The ISO Plan will authorize the Company to issue to participants various kinds of securities, including incentive stock options, non-qualified stock options, stock appreciated rights, and shares of the Company's common stock. The maximum number of shares of common stock that will be available for issuance under the ISO Plan shall be equal to fifteen percent (15%) of the Company's issued and outstanding common stock at any given time.

The DSU Plan will authorize the Company to issue Deferred Share Units ("DSU's"), which give participants the right to receive from the Company, after termination of employment with the Company, an amount in respect of each DSU that is equal to the average of the closing prices of common shares of the Company on OTCMarkets.com for the five (5) consecutive trading days immediately prior to the date that the DSU is exercised by the applicable participant. The number of DSU's issuable pursuant to the DSU Plan shall be equal to twenty percent (20%) of the Company's issued and outstanding common stock at any given time

Item 9.01. Financial Statements and Exhibits.

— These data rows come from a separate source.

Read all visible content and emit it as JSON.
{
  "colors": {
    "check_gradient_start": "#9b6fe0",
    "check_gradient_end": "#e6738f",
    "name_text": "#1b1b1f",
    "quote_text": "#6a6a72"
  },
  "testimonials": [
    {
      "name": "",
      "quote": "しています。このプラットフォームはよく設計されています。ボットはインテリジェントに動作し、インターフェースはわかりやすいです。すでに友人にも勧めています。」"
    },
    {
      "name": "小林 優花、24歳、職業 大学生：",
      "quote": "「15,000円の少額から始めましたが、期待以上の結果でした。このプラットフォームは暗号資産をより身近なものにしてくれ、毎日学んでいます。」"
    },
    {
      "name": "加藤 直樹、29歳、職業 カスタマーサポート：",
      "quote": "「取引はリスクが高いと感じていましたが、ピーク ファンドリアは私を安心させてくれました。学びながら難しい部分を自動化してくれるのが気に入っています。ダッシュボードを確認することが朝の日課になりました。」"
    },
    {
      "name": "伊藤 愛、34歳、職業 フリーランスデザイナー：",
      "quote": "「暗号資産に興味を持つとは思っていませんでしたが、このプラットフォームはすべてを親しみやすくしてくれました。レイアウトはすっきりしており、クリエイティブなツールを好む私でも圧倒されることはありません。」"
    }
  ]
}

(d) Exhibits. The following exhibits are filed herewith.





Exhibit No.   Description
2.1             TrueNorth Canadian Exchange Agreement
2.2             TrueNorth Non-Canadian Exchange Agreement
3.1             Certificate of Amendment
9.1             TrueNorth Trust Agreement
10.1            TrueNorth Support Agreement
10.2            Incentive Stock Option Plan
10.3            Deferred Stock Unit Plan
104           Cover Page Interactive Data File formatted in IXBRL




Forward- Looking Statements



Certain statements contained in this Current Report that are not statements of historical fact are intended to be and are hereby identified as "forward-looking statements" for purposes of the safe harbor provided by the Private Securities Litigation Reform Act of 1995. Generally, forward-looking statements include expressed expectations of future events and the assumptions on which the expressed expectations are based. All forward-looking statements are inherently uncertain as they are based on various expectations and assumptions concerning future events and they are subject to numerous known and unknown risks and uncertainties which could cause actual events or results to differ materially from those projected. The Company undertakes no obligation to update or revise this Current Report to reflect future developments except as otherwise required by the Securities Exchange Act of 1934.